Address
- 210 S Jefferson Bronte, Texas, 76933-0670 United States

District information
- Type: Public
- Grades: PK–12
- Superintendent: Tim Siler
- Governing agency: Texas Education Agency
- Schools: 1
- NCES District ID: 4811490

Students and staff
- Enrollment: 235 (2022–2023)
- Teachers: 28.42 (on an FTE basis)
- Student–teacher ratio: 8.27

Other information
- Website: www.bronteisd.net

= Bronte Independent School District =

School district in Texas

Bronte Independent School District is a public school district based in Bronte, Texas (USA).

Located in Coke County, a portion of the district extends into Runnels County.

Bronte ISD has two campuses - Bronte High School (Grades 7-12) and Bronte Elementary School (Grades PK-6).

For the 2021-2022 school year, the school district was given an "A" by the Texas Education Agency.

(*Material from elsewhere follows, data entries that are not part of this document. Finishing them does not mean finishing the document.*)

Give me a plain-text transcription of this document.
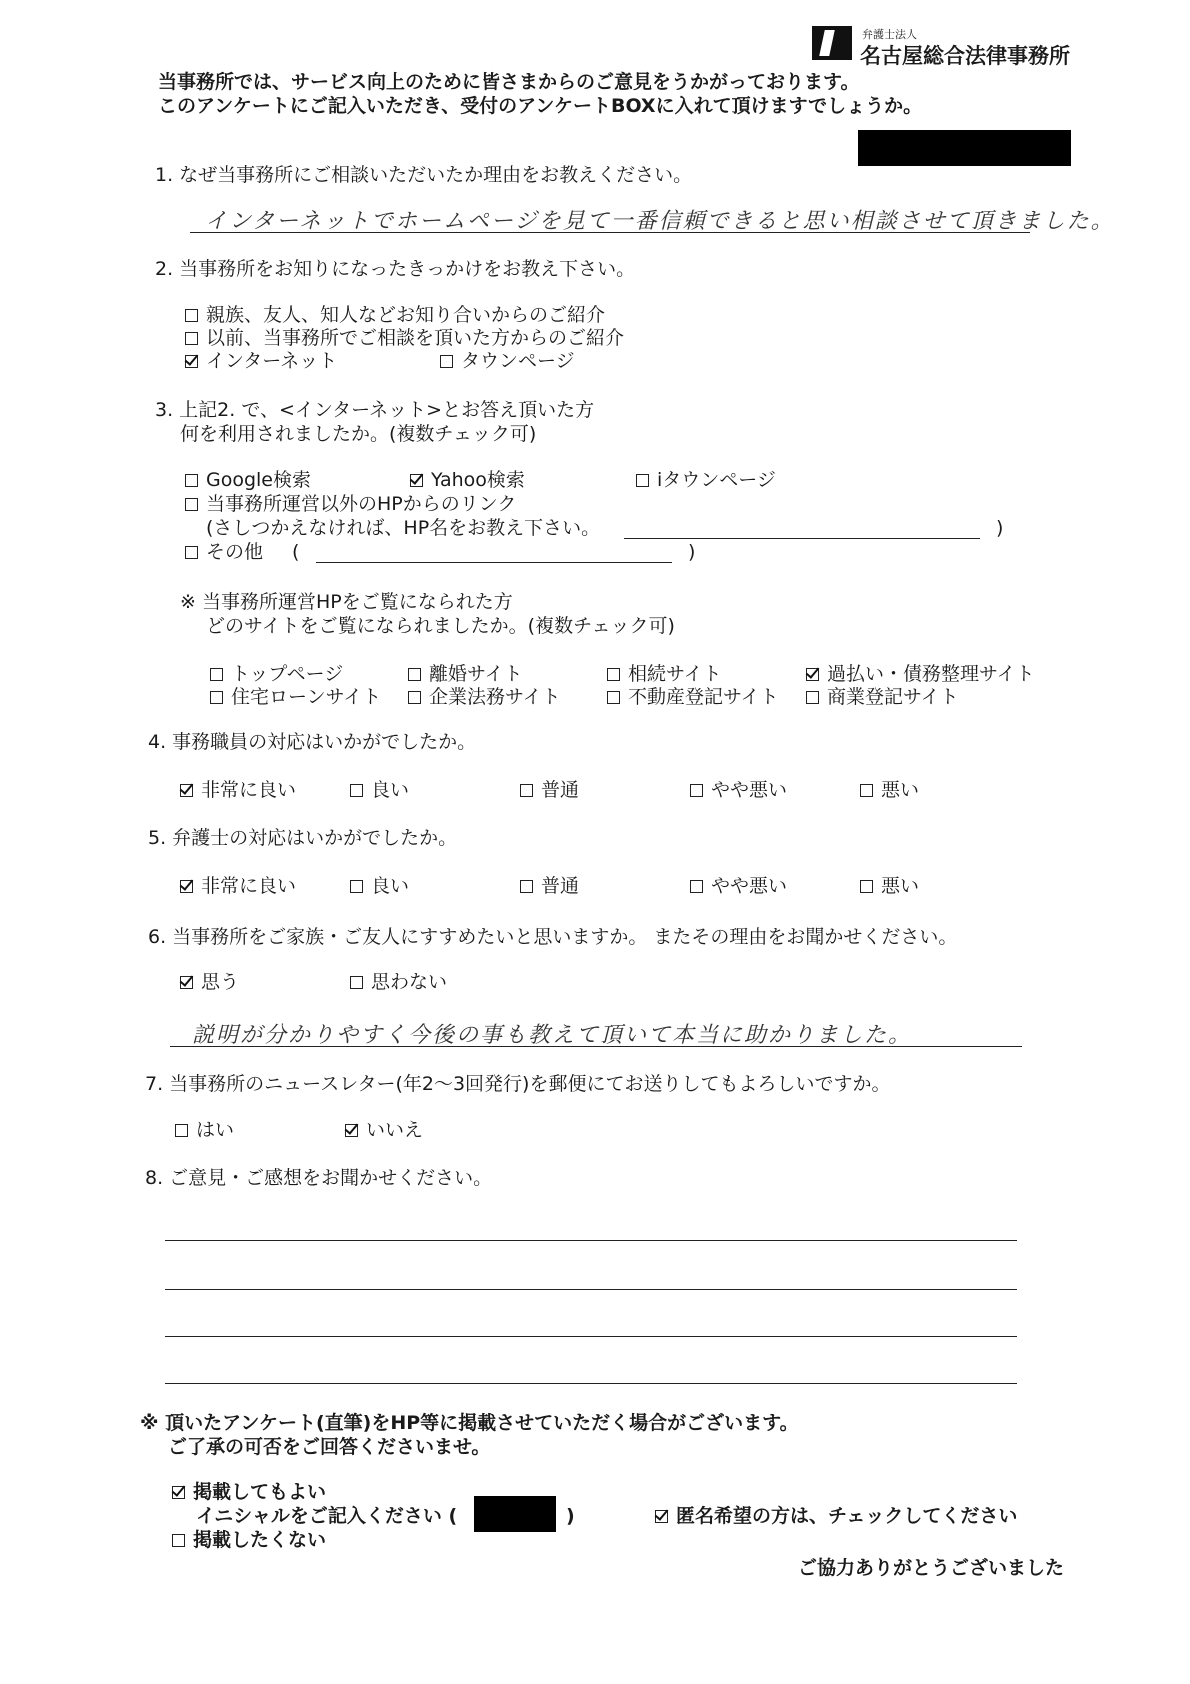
弁護士法人
名古屋総合法律事務所
当事務所では、サービス向上のために皆さまからのご意見をうかがっております。
このアンケートにご記入いただき、受付のアンケートBOXに入れて頂けますでしょうか。
1. なぜ当事務所にご相談いただいたか理由をお教えください。
インターネットでホームページを見て一番信頼できると思い相談させて頂きました。
2. 当事務所をお知りになったきっかけをお教え下さい。
親族、友人、知人などお知り合いからのご紹介
以前、当事務所でご相談を頂いた方からのご紹介
インターネット	タウンページ
3. 上記2. で、<インターネット>とお答え頂いた方
何を利用されましたか。(複数チェック可)
Google検索	Yahoo検索	iタウンページ
当事務所運営以外のHPからのリンク
(さしつかえなければ、HP名をお教え下さい。	)
その他 (	)
※ 当事務所運営HPをご覧になられた方
どのサイトをご覧になられましたか。(複数チェック可)
トップページ	離婚サイト	相続サイト	過払い・債務整理サイト
住宅ローンサイト	企業法務サイト	不動産登記サイト	商業登記サイト
4. 事務職員の対応はいかがでしたか。
非常に良い	良い	普通	やや悪い	悪い
5. 弁護士の対応はいかがでしたか。
非常に良い	良い	普通	やや悪い	悪い
6. 当事務所をご家族・ご友人にすすめたいと思いますか。 またその理由をお聞かせください。
思う	思わない
説明が分かりやすく今後の事も教えて頂いて本当に助かりました。
7. 当事務所のニュースレター(年2～3回発行)を郵便にてお送りしてもよろしいですか。
はい	いいえ
8. ご意見・ご感想をお聞かせください。
※ 頂いたアンケート(直筆)をHP等に掲載させていただく場合がございます。
ご了承の可否をご回答くださいませ。
掲載してもよい
イニシャルをご記入ください (	)	匿名希望の方は、チェックしてください
掲載したくない
ご協力ありがとうございました
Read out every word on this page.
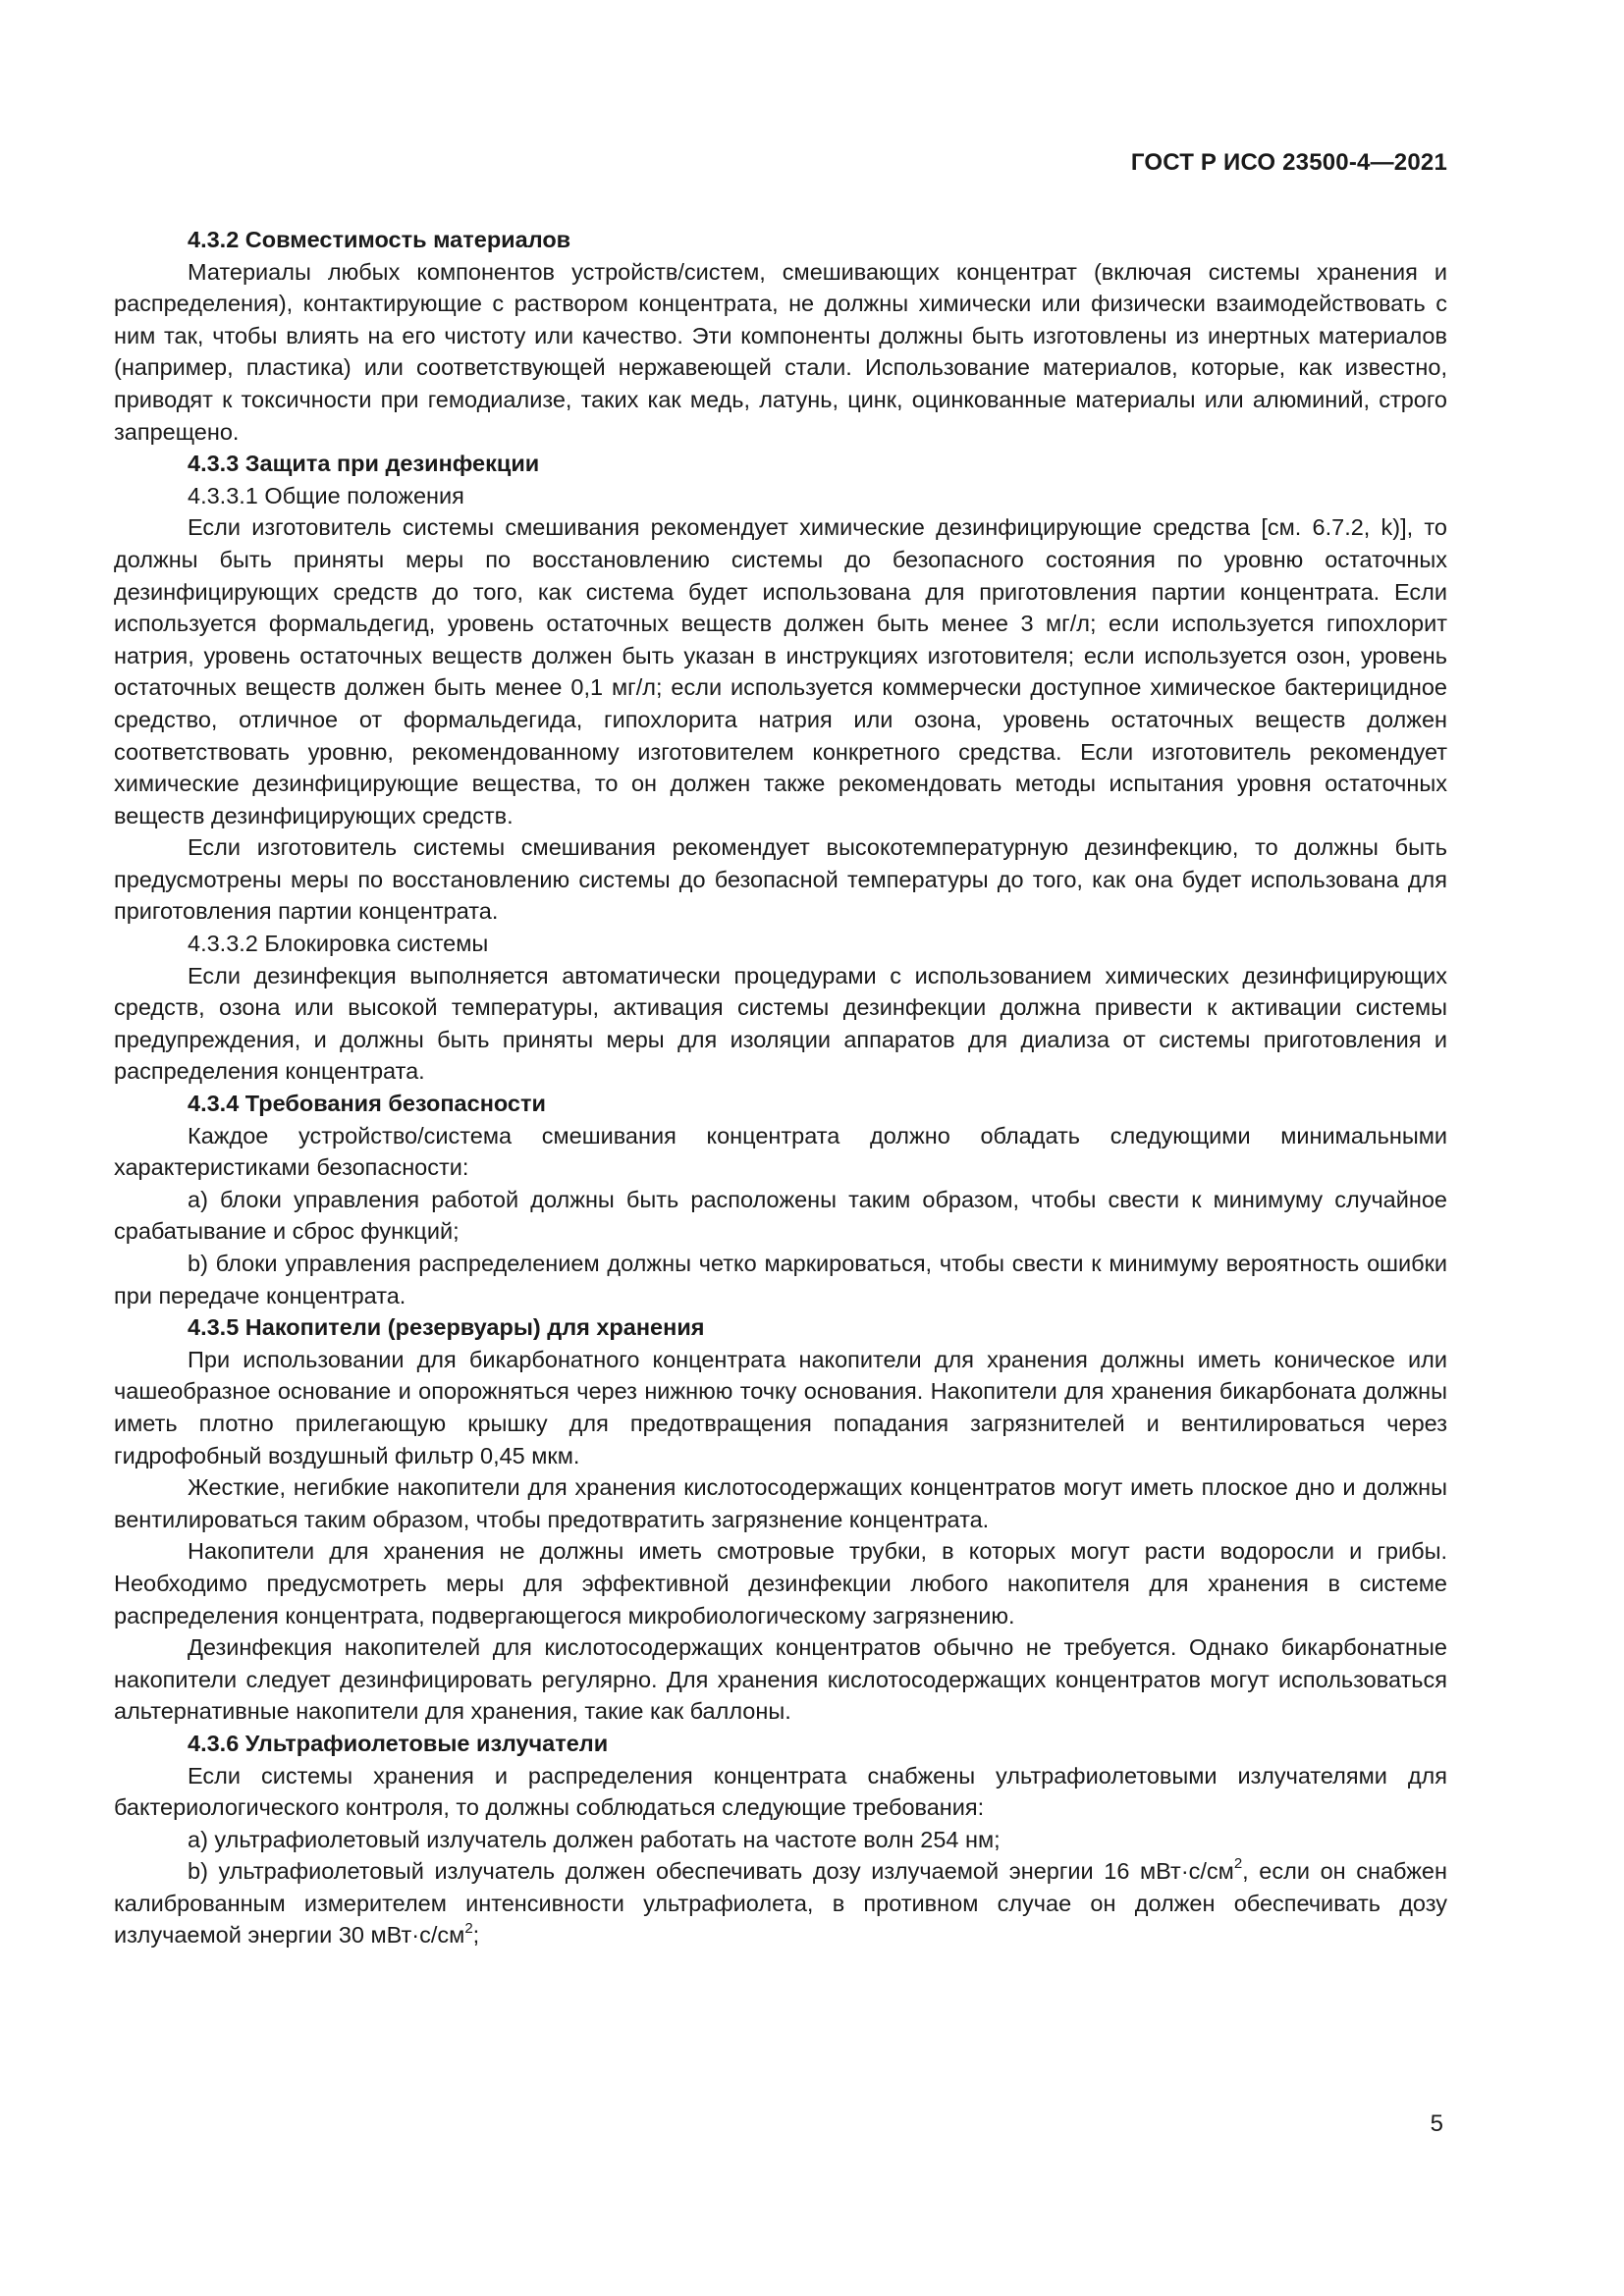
ГОСТ Р ИСО 23500-4—2021

4.3.2 Совместимость материалов

Материалы любых компонентов устройств/систем, смешивающих концентрат (включая системы хранения и распределения), контактирующие с раствором концентрата, не должны химически или физически взаимодействовать с ним так, чтобы влиять на его чистоту или качество. Эти компоненты должны быть изготовлены из инертных материалов (например, пластика) или соответствующей нержавеющей стали. Использование материалов, которые, как известно, приводят к токсичности при гемодиализе, таких как медь, латунь, цинк, оцинкованные материалы или алюминий, строго запрещено.

4.3.3 Защита при дезинфекции

4.3.3.1 Общие положения

Если изготовитель системы смешивания рекомендует химические дезинфицирующие средства [см. 6.7.2, k)], то должны быть приняты меры по восстановлению системы до безопасного состояния по уровню остаточных дезинфицирующих средств до того, как система будет использована для приготовления партии концентрата. Если используется формальдегид, уровень остаточных веществ должен быть менее 3 мг/л; если используется гипохлорит натрия, уровень остаточных веществ должен быть указан в инструкциях изготовителя; если используется озон, уровень остаточных веществ должен быть менее 0,1 мг/л; если используется коммерчески доступное химическое бактерицидное средство, отличное от формальдегида, гипохлорита натрия или озона, уровень остаточных веществ должен соответствовать уровню, рекомендованному изготовителем конкретного средства. Если изготовитель рекомендует химические дезинфицирующие вещества, то он должен также рекомендовать методы испытания уровня остаточных веществ дезинфицирующих средств.

Если изготовитель системы смешивания рекомендует высокотемпературную дезинфекцию, то должны быть предусмотрены меры по восстановлению системы до безопасной температуры до того, как она будет использована для приготовления партии концентрата.

4.3.3.2 Блокировка системы

Если дезинфекция выполняется автоматически процедурами с использованием химических дезинфицирующих средств, озона или высокой температуры, активация системы дезинфекции должна привести к активации системы предупреждения, и должны быть приняты меры для изоляции аппаратов для диализа от системы приготовления и распределения концентрата.

4.3.4 Требования безопасности

Каждое устройство/система смешивания концентрата должно обладать следующими минимальными характеристиками безопасности:

a) блоки управления работой должны быть расположены таким образом, чтобы свести к минимуму случайное срабатывание и сброс функций;

b) блоки управления распределением должны четко маркироваться, чтобы свести к минимуму вероятность ошибки при передаче концентрата.

4.3.5 Накопители (резервуары) для хранения

При использовании для бикарбонатного концентрата накопители для хранения должны иметь коническое или чашеобразное основание и опорожняться через нижнюю точку основания. Накопители для хранения бикарбоната должны иметь плотно прилегающую крышку для предотвращения попадания загрязнителей и вентилироваться через гидрофобный воздушный фильтр 0,45 мкм.

Жесткие, негибкие накопители для хранения кислотосодержащих концентратов могут иметь плоское дно и должны вентилироваться таким образом, чтобы предотвратить загрязнение концентрата.

Накопители для хранения не должны иметь смотровые трубки, в которых могут расти водоросли и грибы. Необходимо предусмотреть меры для эффективной дезинфекции любого накопителя для хранения в системе распределения концентрата, подвергающегося микробиологическому загрязнению.

Дезинфекция накопителей для кислотосодержащих концентратов обычно не требуется. Однако бикарбонатные накопители следует дезинфицировать регулярно. Для хранения кислотосодержащих концентратов могут использоваться альтернативные накопители для хранения, такие как баллоны.

4.3.6 Ультрафиолетовые излучатели

Если системы хранения и распределения концентрата снабжены ультрафиолетовыми излучателями для бактериологического контроля, то должны соблюдаться следующие требования:

a) ультрафиолетовый излучатель должен работать на частоте волн 254 нм;

b) ультрафиолетовый излучатель должен обеспечивать дозу излучаемой энергии 16 $мВт\cdot с/см^2$, если он снабжен калиброванным измерителем интенсивности ультрафиолета, в противном случае он должен обеспечивать дозу излучаемой энергии 30 $мВт\cdot с/см^2$;

5
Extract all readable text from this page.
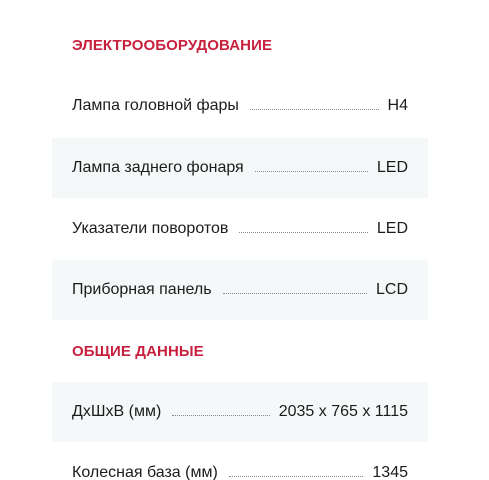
ЭЛЕКТРООБОРУДОВАНИЕ
Лампа головной фары	H4
Лампа заднего фонаря	LED
Указатели поворотов	LED
Приборная панель	LCD
ОБЩИЕ ДАННЫЕ
ДхШхВ (мм)	2035 х 765 х 1115
Колесная база (мм)	1345
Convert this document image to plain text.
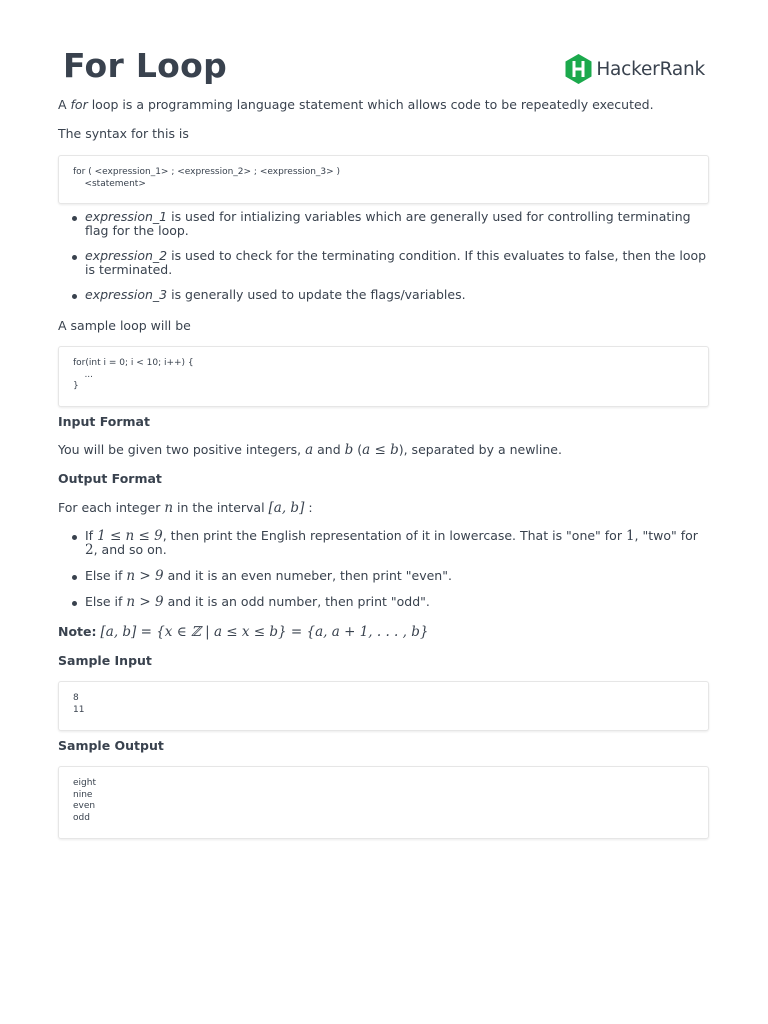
For Loop	HackerRank

A for loop is a programming language statement which allows code to be repeatedly executed.

The syntax for this is

for ( <expression_1> ; <expression_2> ; <expression_3> )
<statement>
expression_1 is used for intializing variables which are generally used for controlling terminating flag for the loop.
expression_2 is used to check for the terminating condition. If this evaluates to false, then the loop is terminated.
expression_3 is generally used to update the flags/variables.

A sample loop will be

for(int i = 0; i < 10; i++) {
...
}
Input Format

You will be given two positive integers, a and b (a ≤ b), separated by a newline.

Output Format

For each integer n in the interval [a, b] :

If 1 ≤ n ≤ 9, then print the English representation of it in lowercase. That is "one" for 1, "two" for 2, and so on.
Else if n > 9 and it is an even numeber, then print "even".
Else if n > 9 and it is an odd number, then print "odd".

Note: [a, b] = {x ∈ ℤ | a ≤ x ≤ b} = {a, a + 1, . . . , b}

Sample Input
8
11
Sample Output
eight
nine
even
odd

The district provided educational services for the inmates at Coke County Juvenile Justice Center, a juvenile detention center operated by the GEO Group and contracted by the Texas Youth Commission. As of 2007, 21 district employees were based at the center. During that year, Alan Richey, the superintendent of Bronte ISD, estimated that 40% of the enrollment in the school district consisted of children who were incarcerated in the center. The superintendent said that the district lost $2 million in funding as a result of the closure of the juvenile facility, which occurred during that year.